The National Fire Chiefs Council’s (NFCC) Direct Entry scheme, an initiative designed to inject new leadership into fire and rescue services, has reached its first significant milestone.

This development marks the culmination of six weeks of rigorous operational training for six ‘Direct Entrants’.

The pass-out ceremony, held on 16th February at the Fire Service College in Moreton-in-Marsh, celebrated this achievement, which is part of a comprehensive three-year course encompassing operational, leadership, and strategic training.

For the past two decades, leaders have been entering the fire and rescue sector through direct entry.

However, in the previous year, the NFCC launched the first nationally accredited programme to bring consistency and assurance to this route in the sector.

The pilot includes participation from five fire and rescue services: East Sussex FRS, Staffordshire FRS, Oxfordshire FRS, Avon FRS, and Leicestershire FRS.

Intensive Training and Future Steps

The Direct Entry Station Managers began their training before Christmas, undergoing a six-week intensive programme at the Fire Service College.

Their training included mastering various crucial skills such as operating pumps and ladders, using breathing apparatus, managing hazardous materials, delivering fire response emergency care, and more.

Following their pass-out, these managers will return to their respective services to apply their newly acquired skills in real-world scenarios.

At this stage of their development, they will focus on building operational competence without taking on operational decision-making roles.

NFCC views direct entry as a valuable tool to address the complex challenges faced by the sector.

This scheme aims to provide diversity in thought, skills, and experience, complementing traditional progression routes and expanding the talent pool for recruitment in fire and rescue services.

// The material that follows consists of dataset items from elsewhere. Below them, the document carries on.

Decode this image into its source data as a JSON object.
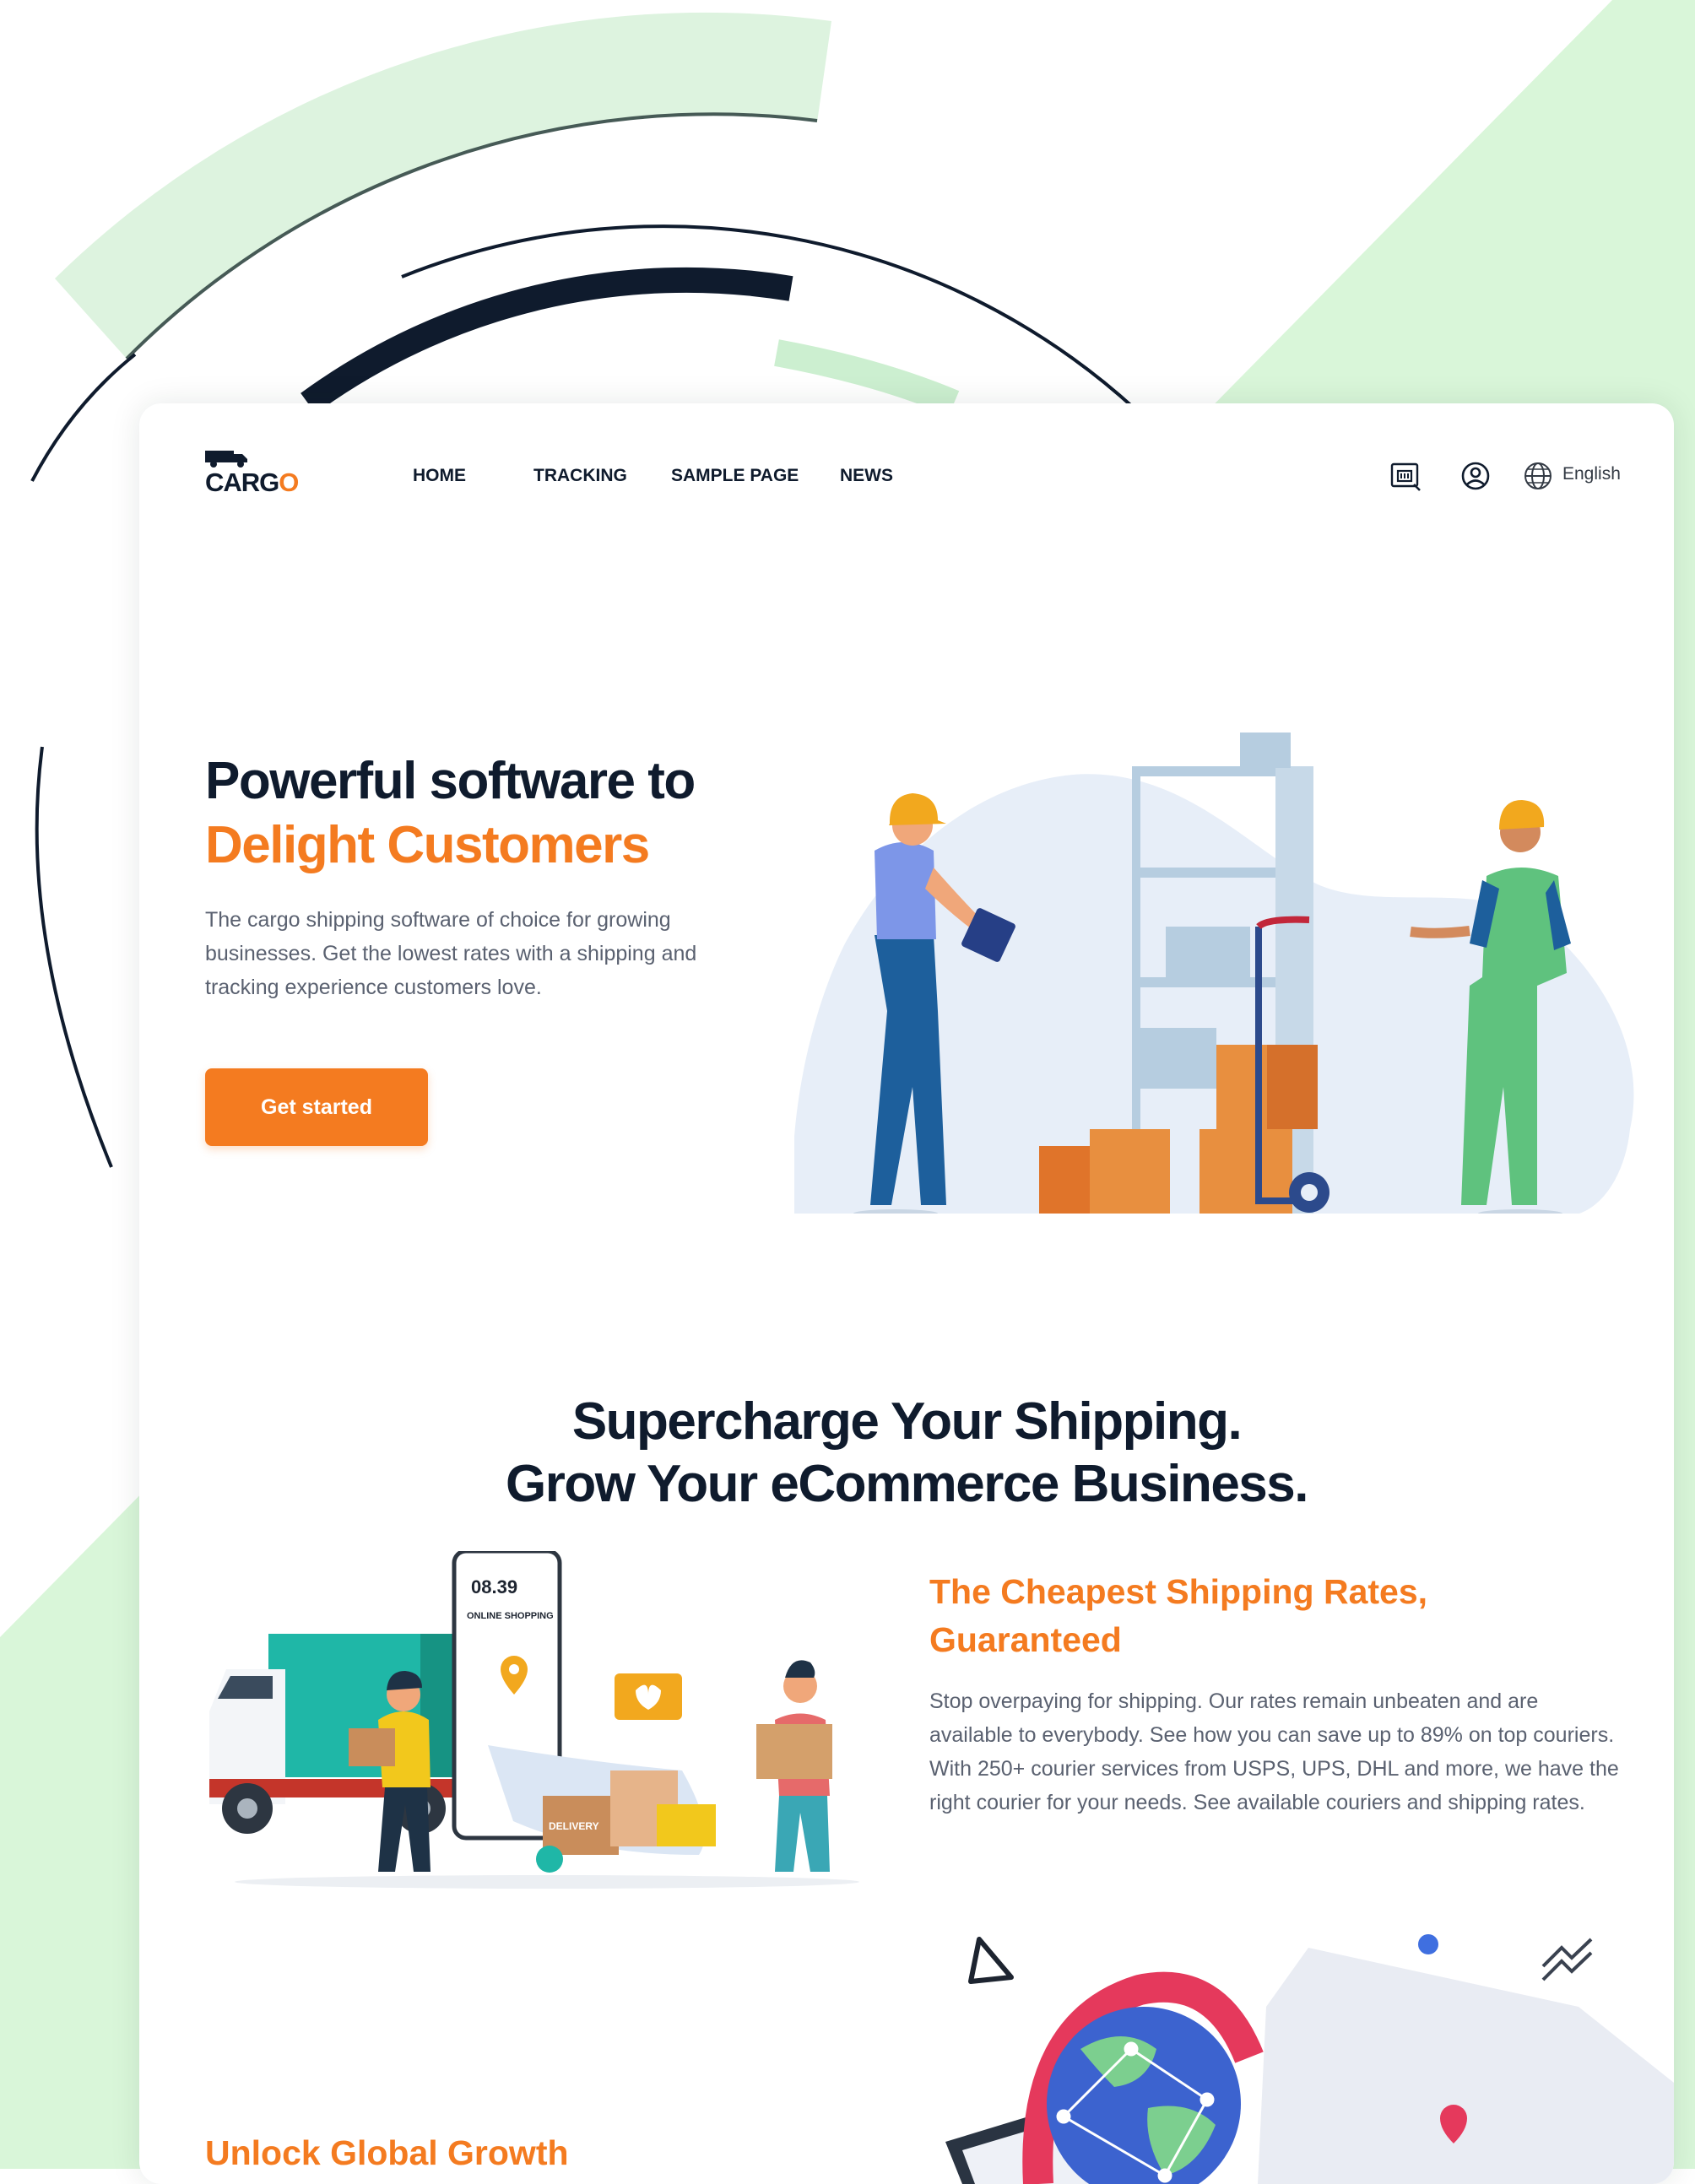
{
  "brand": {
    "name_prefix": "CARG",
    "name_suffix": "O",
    "accent": "#f47b20",
    "dark": "#0f1b2d"
  },
  "nav": {
    "items": [
      "HOME",
      "TRACKING",
      "SAMPLE PAGE",
      "NEWS"
    ]
  },
  "header_icons": [
    "package-scan-icon",
    "user-circle-icon",
    "globe-icon"
  ],
  "language": "English",
  "hero": {
    "title_line1": "Powerful software to",
    "title_line2": "Delight Customers",
    "description": "The cargo shipping software of choice for growing businesses. Get the lowest rates with a shipping and tracking experience customers love.",
    "cta": "Get started"
  },
  "section2": {
    "title_line1": "Supercharge Your Shipping.",
    "title_line2": "Grow Your eCommerce Business."
  },
  "feature": {
    "title": "The Cheapest Shipping Rates, Guaranteed",
    "description": "Stop overpaying for shipping. Our rates remain unbeaten and are available to everybody. See how you can save up to 89% on top couriers. With 250+ courier services from USPS, UPS, DHL and more, we have the right courier for your needs. See available couriers and shipping rates."
  },
  "phone_mock": {
    "time": "08.39",
    "caption": "ONLINE SHOPPING"
  },
  "parcel_label": "DELIVERY",
  "section3": {
    "title": "Unlock Global Growth"
  }
}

Leaders’ Perspectives on the Programme

Project Executive, Chief Fire Officer Dawn Whittaker, commented on the programme’s demands: “I know from having entered service through direct entry myself, that it requires you to be physically and mentally tough.

“This first phase of the training programme has given Direct Entry Station Managers their first proper taste of that challenge, and they’ve risen to it.”

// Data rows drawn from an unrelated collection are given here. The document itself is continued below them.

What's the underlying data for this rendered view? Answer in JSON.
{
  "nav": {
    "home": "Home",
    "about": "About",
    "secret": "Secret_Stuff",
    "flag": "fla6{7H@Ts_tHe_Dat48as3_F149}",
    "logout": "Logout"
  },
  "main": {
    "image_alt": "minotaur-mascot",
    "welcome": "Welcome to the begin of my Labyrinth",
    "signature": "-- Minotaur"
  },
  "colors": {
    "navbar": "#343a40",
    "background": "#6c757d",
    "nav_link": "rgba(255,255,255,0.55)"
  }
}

Similarly, Project Executive, Chief Fire Officer Rob Barber addressed common misconceptions about the scheme: “There are a lot of myths around Direct Entry, one of them being that we’re parachuting people into station manager roles – that couldn’t be further from the truth.

“We’re only at the very start of what is an intensive and tough three-year programme.

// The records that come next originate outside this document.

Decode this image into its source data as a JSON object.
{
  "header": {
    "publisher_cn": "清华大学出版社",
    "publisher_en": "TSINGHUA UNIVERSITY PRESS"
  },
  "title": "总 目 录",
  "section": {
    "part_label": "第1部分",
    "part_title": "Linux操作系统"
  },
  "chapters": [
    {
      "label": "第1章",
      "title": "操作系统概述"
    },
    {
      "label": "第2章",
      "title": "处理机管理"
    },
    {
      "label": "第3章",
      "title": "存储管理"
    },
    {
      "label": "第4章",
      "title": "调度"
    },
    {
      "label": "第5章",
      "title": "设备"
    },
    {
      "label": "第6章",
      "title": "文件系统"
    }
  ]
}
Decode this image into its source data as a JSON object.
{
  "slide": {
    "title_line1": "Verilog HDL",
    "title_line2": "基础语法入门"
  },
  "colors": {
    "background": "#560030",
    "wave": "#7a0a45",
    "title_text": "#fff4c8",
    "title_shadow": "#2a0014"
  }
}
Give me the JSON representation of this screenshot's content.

“These six weeks at the Fire Service College have set the pace for what’s to come and there’s a way to go yet.”

IFSJ Comment

The NFCC’s Direct Entry scheme represents a forward-thinking approach in enhancing leadership within the fire and rescue services.

This programme, balancing intensive training with gradual immersion in operational roles, illustrates a commitment to nurturing well-rounded leaders equipped for the diverse challenges of modern fire and rescue operations.

By complementing traditional career paths with this innovative scheme, the NFCC not only diversifies its leadership but also enriches the sector with fresh perspectives and skill sets.

This initiative could serve as a model for other sectors seeking to evolve their leadership training and recruitment strategies.